The Act empowers the Tribunal to have unlimited jurisdiction when it comes to ADR as long as disputes fall within the scope of the Companies Act. For instance, ADR matters handled during the 2017/18 financial year included the directorship disputes, shareholding disputes, payment of dividends and access to financial statements. It should be noted that South Africa is still behind compared to other jurisdictions when it comes to commercial mediation. This lag could be due to the fact that South Africa is generally a litigious society or lack of confidence towards ADR.

There are four ways in which Companies Tribunal’s ADR makes good business sense which companies may not be aware of:

 

  1. Cost effective and speedy

According Tribunal’s Chairperson Dr MA Chicktay, “on average it takes about 240 court days for civil cases to reach a conclusion. In a fast-moving business world, this is too long and, inevitable, expensive”. Depending on the complexity of the matter, the Tribunal’s ADR process is completed within a day or two and it’s free of charge.

 

  1. Flexible

ADR is scheduled at the parties’ convenience unlike a court litigation where parties must wait for a court date. The convenience allows parties to focus on their core business which is productivity. The Tribunal conducts ADR hearings where parties reside and it is not compulsory for any party to be represented by a lawyer. This informal nature of proceeding is intended to make justice easily and accessible to South Africans.

 

  1. Preserves business relations

Parties have a bigger say in the ADR outcome unlike a ‘winner takes all’ litigation process. The role of the Tribunal member is to help parties in dispute to find a mutually beneficial solution. He or she cannot impose the terms of the settlement agreement. The conciliatory nature of the proceedings helps parties to preserve relationships which may be critical between suppliers and customers or directors and shareholders.

 

  1. Confidential

All discussions and disclosures made during mediation or conciliation are confidential and inadmissible as evidence in any court or other forum; unless the discussions and disclosures are recorded in a consent order signed by parties and the Tribunal member and made an order of court. No party may be compelled to make any disclosure of information. Confidentiality is very critical for a company unlike the court litigation process which opens proceedings up to the public, which could tarnish the company’s brand.
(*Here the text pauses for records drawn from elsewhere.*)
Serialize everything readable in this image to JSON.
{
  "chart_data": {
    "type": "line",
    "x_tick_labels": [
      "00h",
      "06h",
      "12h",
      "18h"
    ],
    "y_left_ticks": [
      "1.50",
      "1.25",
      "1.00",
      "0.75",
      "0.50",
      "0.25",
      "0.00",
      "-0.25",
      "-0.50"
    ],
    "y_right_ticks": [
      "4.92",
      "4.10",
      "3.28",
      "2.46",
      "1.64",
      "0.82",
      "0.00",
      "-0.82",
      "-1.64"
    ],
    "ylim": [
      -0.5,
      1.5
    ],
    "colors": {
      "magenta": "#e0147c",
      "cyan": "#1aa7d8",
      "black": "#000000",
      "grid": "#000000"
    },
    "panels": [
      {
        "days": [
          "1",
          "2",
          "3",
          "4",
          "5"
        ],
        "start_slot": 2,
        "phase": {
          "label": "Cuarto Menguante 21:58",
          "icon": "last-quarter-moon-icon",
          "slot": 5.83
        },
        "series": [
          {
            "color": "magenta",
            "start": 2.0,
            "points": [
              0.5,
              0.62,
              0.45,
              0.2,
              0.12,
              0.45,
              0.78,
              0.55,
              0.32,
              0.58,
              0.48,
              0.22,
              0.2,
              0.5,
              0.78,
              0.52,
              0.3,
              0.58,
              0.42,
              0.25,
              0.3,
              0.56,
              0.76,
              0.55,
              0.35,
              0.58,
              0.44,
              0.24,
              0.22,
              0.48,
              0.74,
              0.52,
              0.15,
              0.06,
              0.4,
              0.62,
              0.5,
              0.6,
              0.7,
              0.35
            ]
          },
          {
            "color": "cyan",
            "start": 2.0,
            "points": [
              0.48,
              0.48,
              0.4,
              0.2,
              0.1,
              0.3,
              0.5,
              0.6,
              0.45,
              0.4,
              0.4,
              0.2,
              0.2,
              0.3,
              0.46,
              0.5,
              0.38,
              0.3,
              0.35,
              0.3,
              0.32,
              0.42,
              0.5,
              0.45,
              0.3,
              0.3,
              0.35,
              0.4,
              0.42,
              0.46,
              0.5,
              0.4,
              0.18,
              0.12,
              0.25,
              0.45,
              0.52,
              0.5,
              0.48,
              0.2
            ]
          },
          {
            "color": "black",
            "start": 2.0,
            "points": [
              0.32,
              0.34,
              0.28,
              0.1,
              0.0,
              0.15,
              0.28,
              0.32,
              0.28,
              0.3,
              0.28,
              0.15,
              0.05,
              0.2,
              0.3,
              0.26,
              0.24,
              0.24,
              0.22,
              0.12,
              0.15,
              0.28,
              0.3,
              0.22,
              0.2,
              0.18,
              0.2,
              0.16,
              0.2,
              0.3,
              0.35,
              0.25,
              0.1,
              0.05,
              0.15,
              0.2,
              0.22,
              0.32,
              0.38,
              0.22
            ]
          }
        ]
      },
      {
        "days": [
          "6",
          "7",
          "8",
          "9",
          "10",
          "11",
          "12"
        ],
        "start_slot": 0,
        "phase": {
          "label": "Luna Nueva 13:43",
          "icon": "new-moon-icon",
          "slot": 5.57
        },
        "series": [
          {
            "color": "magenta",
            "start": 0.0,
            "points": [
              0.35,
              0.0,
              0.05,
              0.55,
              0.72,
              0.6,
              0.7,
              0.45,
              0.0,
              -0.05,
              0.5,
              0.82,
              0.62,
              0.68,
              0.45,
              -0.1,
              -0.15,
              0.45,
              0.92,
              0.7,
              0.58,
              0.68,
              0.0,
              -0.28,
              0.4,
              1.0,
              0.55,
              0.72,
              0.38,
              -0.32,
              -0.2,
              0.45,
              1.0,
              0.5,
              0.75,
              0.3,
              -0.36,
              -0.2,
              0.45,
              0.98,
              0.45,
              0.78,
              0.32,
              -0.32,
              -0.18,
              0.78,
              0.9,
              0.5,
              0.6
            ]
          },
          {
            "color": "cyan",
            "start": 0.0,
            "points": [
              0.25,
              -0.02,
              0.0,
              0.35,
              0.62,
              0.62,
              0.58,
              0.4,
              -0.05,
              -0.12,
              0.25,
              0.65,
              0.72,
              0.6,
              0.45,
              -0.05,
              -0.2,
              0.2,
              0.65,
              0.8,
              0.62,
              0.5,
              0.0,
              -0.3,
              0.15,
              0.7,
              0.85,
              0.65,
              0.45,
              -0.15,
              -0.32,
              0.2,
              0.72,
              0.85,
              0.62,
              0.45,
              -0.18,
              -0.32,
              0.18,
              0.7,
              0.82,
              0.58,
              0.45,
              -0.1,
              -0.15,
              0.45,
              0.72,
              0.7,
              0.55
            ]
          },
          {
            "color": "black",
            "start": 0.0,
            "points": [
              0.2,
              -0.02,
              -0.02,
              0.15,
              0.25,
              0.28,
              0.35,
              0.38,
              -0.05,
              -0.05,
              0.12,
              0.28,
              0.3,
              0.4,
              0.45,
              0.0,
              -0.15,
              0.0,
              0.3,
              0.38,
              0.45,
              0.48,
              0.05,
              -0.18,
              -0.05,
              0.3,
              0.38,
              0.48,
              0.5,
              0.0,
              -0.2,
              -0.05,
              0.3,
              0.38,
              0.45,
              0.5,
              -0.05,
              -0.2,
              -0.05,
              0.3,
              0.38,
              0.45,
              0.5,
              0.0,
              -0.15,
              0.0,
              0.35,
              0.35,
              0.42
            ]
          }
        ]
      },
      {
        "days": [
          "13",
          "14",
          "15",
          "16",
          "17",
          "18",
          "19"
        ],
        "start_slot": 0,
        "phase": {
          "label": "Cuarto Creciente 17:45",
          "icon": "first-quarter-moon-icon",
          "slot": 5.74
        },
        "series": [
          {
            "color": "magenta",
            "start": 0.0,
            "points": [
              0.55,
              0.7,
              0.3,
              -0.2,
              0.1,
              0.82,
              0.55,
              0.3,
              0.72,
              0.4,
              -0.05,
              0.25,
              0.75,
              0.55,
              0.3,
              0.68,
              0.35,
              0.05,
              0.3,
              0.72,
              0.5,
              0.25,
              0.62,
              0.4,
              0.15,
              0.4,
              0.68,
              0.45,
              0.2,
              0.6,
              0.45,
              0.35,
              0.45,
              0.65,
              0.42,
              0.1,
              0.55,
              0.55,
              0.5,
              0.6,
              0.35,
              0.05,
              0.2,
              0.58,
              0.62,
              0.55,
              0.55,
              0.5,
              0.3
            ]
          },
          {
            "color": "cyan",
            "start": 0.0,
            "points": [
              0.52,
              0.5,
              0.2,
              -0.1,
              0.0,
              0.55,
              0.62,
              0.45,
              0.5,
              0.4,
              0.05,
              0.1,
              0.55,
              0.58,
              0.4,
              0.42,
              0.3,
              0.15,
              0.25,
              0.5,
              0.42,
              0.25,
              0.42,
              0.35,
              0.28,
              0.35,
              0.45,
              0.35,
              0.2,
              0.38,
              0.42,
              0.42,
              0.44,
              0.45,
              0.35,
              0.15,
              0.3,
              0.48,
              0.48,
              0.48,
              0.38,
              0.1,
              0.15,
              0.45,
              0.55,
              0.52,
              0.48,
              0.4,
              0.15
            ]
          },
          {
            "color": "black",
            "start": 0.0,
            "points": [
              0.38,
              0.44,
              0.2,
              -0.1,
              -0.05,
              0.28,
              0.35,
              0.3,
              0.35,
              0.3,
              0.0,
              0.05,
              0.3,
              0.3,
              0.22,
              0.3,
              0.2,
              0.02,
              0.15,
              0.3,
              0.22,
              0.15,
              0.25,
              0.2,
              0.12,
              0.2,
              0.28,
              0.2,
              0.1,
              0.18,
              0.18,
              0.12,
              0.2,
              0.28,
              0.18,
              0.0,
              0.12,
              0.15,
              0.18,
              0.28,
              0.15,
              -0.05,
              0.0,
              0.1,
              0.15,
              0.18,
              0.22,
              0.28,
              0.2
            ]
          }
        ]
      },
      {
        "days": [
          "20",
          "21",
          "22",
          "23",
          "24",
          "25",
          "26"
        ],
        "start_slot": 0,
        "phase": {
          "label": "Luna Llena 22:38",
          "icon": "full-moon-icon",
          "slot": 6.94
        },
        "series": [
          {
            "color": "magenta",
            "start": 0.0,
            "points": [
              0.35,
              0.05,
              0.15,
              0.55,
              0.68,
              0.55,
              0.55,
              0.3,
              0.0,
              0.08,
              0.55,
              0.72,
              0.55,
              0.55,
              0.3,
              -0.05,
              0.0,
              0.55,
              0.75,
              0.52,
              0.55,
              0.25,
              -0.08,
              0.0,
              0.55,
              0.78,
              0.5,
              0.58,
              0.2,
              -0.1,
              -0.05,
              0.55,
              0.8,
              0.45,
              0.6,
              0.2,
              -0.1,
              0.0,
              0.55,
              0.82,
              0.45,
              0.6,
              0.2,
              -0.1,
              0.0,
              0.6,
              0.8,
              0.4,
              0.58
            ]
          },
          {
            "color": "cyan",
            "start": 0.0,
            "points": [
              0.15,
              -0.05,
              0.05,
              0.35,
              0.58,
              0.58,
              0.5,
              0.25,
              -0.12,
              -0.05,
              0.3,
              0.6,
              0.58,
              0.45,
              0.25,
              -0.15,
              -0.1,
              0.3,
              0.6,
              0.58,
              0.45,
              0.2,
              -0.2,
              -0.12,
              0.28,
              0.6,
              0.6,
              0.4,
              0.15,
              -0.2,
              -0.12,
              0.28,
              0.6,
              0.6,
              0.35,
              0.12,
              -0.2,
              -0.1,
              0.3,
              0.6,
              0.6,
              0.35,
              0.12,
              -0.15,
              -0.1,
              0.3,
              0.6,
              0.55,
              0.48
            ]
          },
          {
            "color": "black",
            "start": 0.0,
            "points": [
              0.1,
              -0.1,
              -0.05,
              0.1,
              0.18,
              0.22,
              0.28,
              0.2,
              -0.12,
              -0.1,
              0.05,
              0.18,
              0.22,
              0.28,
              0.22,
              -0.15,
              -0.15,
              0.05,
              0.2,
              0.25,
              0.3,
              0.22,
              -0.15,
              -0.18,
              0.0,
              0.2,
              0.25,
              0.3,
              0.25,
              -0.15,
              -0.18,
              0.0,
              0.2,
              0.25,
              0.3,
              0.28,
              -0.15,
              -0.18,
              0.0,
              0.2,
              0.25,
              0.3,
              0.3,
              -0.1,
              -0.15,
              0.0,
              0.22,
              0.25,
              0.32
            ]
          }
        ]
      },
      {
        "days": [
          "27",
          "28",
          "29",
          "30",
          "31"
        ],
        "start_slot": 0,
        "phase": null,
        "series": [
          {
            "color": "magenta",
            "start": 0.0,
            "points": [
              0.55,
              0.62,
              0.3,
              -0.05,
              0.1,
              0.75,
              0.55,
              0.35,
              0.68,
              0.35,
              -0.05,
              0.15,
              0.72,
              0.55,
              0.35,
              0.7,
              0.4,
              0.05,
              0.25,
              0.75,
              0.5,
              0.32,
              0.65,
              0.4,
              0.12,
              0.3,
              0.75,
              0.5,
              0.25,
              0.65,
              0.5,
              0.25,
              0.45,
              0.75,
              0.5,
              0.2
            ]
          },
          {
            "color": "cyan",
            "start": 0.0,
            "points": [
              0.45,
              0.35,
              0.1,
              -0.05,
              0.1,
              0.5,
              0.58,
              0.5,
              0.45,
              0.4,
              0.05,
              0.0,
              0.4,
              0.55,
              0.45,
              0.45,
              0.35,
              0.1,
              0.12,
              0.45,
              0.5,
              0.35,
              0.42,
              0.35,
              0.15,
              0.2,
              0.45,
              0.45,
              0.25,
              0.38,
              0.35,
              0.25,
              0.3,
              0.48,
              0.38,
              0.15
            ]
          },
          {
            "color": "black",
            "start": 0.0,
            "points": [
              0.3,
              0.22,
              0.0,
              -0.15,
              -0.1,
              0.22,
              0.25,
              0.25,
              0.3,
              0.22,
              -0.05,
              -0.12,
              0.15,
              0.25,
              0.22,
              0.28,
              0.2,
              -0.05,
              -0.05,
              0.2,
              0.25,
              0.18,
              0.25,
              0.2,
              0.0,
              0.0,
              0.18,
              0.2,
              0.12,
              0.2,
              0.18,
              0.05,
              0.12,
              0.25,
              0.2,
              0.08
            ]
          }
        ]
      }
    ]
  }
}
In order to lodge an application for ADR, the applicant must complete form CTR 132.1 and file it with the Tribunal. Such a form must be accompanied by a statement of claim and supporting documents. The statement of claim should state how the dispute arose, the conduct, which is the subject of dispute, actions or facts, circumstances and the particulars of the request.

The applicant must indicate whether he/ she wish to apply for Mediation and or Conciliation or Arbitration. In case of arbitration the statement of claim must be in a form of an affidavit. Arbitration is a little different from mediation and conciliation as it is akin to a formal court process.

Participation in the Companies Tribunal’s ADR proceedings is voluntary. Any party can, at any time withdraw from the proceedings without furnishing reasons for withdrawal.

Companies are encouraged to utilise the services of the Companies Tribunal as an alternative to seeking relief in court. Companies are further encouraged to include in commercial contracts the use of ADR services as an alternative to court proceedings. Including an ADR clause in commercial contract makes it easier to secure agreement on dispute resolution mechanism when relationships are still intact instead of at the time when a dispute arises when relationships may be strained.